Robust and efficient estimation in the presence of a randomly right-censored covariate
-
Department of Statistics, University of Seoul, South Korea [szl562@psu.edu]
-
Department of Biostatistics, University of North Carolina at Chapel Hill, USA [brian_richardson@med.unc.edu]
-
Department of Statistics, Pennsylvania State University, USA [yzm63@psu.edu]
-
Department of Neurology, Columbia University Medical Center, USA [ksm1@cumc.columbia.edu]
-
Department of Biostatistics, University of North Carolina at Chapel Hill, USA [tpgarcia@email.unc.edu]

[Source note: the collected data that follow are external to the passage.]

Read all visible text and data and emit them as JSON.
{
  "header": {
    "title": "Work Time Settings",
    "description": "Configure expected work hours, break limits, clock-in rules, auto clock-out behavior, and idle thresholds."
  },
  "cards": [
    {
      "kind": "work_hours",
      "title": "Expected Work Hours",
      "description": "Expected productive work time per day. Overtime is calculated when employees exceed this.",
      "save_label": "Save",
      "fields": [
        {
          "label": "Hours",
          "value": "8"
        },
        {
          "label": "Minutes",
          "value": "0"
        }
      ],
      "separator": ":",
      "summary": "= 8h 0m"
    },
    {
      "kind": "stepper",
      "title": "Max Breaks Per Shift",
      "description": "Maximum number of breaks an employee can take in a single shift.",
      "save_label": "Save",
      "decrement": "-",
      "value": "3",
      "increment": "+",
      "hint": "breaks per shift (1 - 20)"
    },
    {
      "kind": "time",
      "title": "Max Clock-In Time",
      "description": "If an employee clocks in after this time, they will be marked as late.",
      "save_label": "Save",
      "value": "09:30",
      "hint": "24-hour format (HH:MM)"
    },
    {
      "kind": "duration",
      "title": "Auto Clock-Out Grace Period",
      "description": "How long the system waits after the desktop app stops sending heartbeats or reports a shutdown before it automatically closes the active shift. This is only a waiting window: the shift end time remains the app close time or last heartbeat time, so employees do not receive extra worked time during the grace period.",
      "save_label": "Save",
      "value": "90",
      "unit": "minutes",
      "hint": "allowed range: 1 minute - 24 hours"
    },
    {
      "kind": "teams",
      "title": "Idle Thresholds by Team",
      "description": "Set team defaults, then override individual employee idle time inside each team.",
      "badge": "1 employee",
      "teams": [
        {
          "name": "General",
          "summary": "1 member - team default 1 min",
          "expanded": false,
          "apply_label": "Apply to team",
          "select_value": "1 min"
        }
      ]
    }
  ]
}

Keywords: censored covariate, doubly robust, efficient, Huntington’s disease, semiparametric
1 Abstract
In Huntington’s disease research, a current goal is to understand how symptoms change prior to a clinical diagnosis. Statistically, this entails modeling symptom severity as a function of the covariate ‘time until diagnosis’, which is often heavily right-censored in observational studies. Existing estimators that handle right-censored covariates have varying statistical efficiency and robustness to misspecified models for nuisance distributions (those of the censored covariate and censoring variable). On one extreme, complete case estimation, which utilizes uncensored data only, is free of nuisance distribution models but discards informative censored observations. On the other extreme, maximum likelihood estimation is maximally efficient but inconsistent when the covariate’s distribution is misspecified. We propose a new “SPARCC” estimator (for Semiparametric Right-Censored Covariate) that is robust and efficient. When the nuisance distributions are modeled parametrically, the SPARCC estimator is doubly robust, i.e., consistent if at least one distribution is correctly specified, and semiparametric efficient if both models are correctly specified. When the nuisance distributions are estimated consistently via nonparametric or machine learning methods, the estimator is consistent and semiparametric efficient. We show empirically that the proposed estimator, implemented in the R package sparcc, has its claimed properties, and we apply it to study Huntington’s disease symptom trajectories using data from the Enroll-HD study.